Isadora engoliu em seco, os olhos se arregalando.
— O quê?! — exclamou, mas Jean levantou a mão, sem olhar para ela, um gesto que a silenciou imediatamente.
No viva-voz, Tom parecia contido, mas havia um sorriso em sua voz: — Sempre direto, Jean. Vou redigir. Dez minutos.
O tempo parecia se arrastar. Isadora sentiu cada segundo como uma eternidade, os batimentos do coração se misturando com a pressão que Jean exercia sem precisar encostar um dedo. Ela queria fugir da iminência do contrato, mas não havia para onde correr.
Jean se movimentou pelo quarto com passos medidos, retornando com o notebook aberto, digitando rapidamente enquanto a impressora no corredor começava a ronronar, cuspindo três páginas frescas em segundos. Ele pegou as folhas e entrou no quarto, fechando a porta atrás de si, o som finalizando como um clique de sentença.
— Leia. — Disse, pousando as folhas sobre a mesa.
Ela hesitou, as mãos trêmulas ao tocar o papel. Lentamente, começou a ler. A primeira cláusula parecia simples, mas cada palavra soava como correntes.
Cláusula 1 — Residência e Convivência
"A signatária, de livre e espontânea vontade, aceita residir na propriedade dos Moretti por um período mínimo de doze meses, sem interrupções, salvo decisão expressa do mesmo. Durante este período, compromete-se a seguir todas as instruções fornecidas pelo signatário principal."
— Isso é… e********o. — murmurou, os olhos marejados.
— Isso é sobrevivência. — Jean respondeu, frio, cruzando os braços, a expressão impenetrável. — Você mesma admitiu que, fora daqui, não passaria de presa fácil.
Ela engoliu em seco, mas continuou lendo. A cada cláusula, a pressão parecia aumentar. O coração batia forte, e a adrenalina misturava medo com um alívio irônico: ao menos agora sabia exatamente o que esperava dela.
Cláusula 2 — Sigilo Absoluto
"A signatária compromete-se a não revelar, sob qualquer circunstância, detalhes de sua presença, das atividades ou da identidade do signatário principal, mesmo após o contrato ser finalizado. Quebrar esta cláusula implicará em medidas legais e extrajudiciais severas."
— Medidas extrajudiciais? — sua voz tremeu, um fio de pânico surgindo.
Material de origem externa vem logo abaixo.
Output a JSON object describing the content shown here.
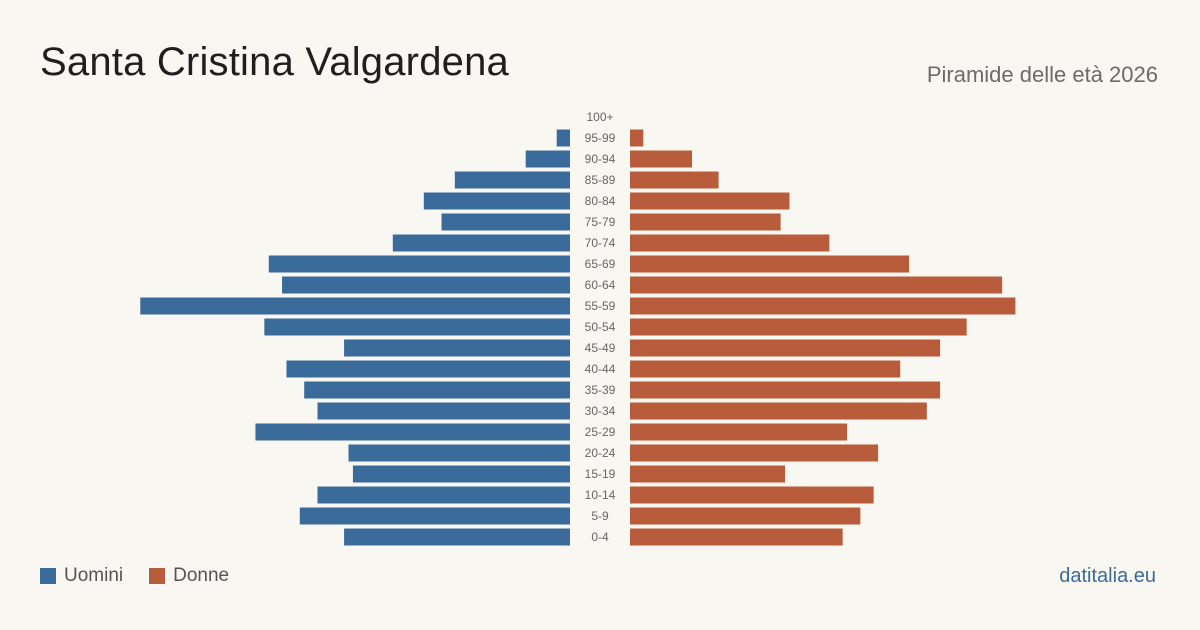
{
  "title": "Santa Cristina Valgardena",
  "subtitle": "Piramide delle età 2026",
  "brand": "datitalia.eu",
  "colors": {
    "men": "#3a6b9a",
    "women": "#b85c3b",
    "age_label": "#666666"
  },
  "legend": {
    "men_label": "Uomini",
    "women_label": "Donne"
  },
  "chart_data": {
    "type": "bar",
    "orientation": "horizontal-pyramid",
    "categories": [
      "100+",
      "95-99",
      "90-94",
      "85-89",
      "80-84",
      "75-79",
      "70-74",
      "65-69",
      "60-64",
      "55-59",
      "50-54",
      "45-49",
      "40-44",
      "35-39",
      "30-34",
      "25-29",
      "20-24",
      "15-19",
      "10-14",
      "5-9",
      "0-4"
    ],
    "series": [
      {
        "name": "Uomini",
        "values": [
          0,
          3,
          10,
          26,
          33,
          29,
          40,
          68,
          65,
          97,
          69,
          51,
          64,
          60,
          57,
          71,
          50,
          49,
          57,
          61,
          51
        ]
      },
      {
        "name": "Donne",
        "values": [
          0,
          3,
          14,
          20,
          36,
          34,
          45,
          63,
          84,
          87,
          76,
          70,
          61,
          70,
          67,
          49,
          56,
          35,
          55,
          52,
          48
        ]
      }
    ]
  }
}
Jean arqueou a sobrancelha, a proximidade de sua figura esmagadora transformando o ar em chumbo.
— Quer que eu seja explícito? — disse, cada palavra carregada de ameaça. — Se falar, morre, ou, na melhor das hipóteses será processada em uma quantia que você obviamente não será capaz de pagar em vida.
Ela engoliu seco, quase sufocada pelo medo. Seguiu lendo, cada cláusula mais constrangedora, mais definitiva.
Cláusula 3 — Cobertura Social
"Para efeitos externos, a signatária será apresentada como companheira dos herdeiro Moretti, em caráter reservado, como um relacionamento sigiloso devido à posição social do mesmo. A narrativa do relacionamento será definida pelo signatário principal e deverá ser seguida fielmente pela signatária."
Isadora bateu a mão na mesa. — Eu não vou fingir ser sua namorada!
Jean se inclinou, até que o rosto estivesse a centímetros do dela. — Você já é prisioneira. Fingir é o menor dos seus problemas.
Ela sentiu o estômago revirar. A sensação de aprisionamento era total, física e mental.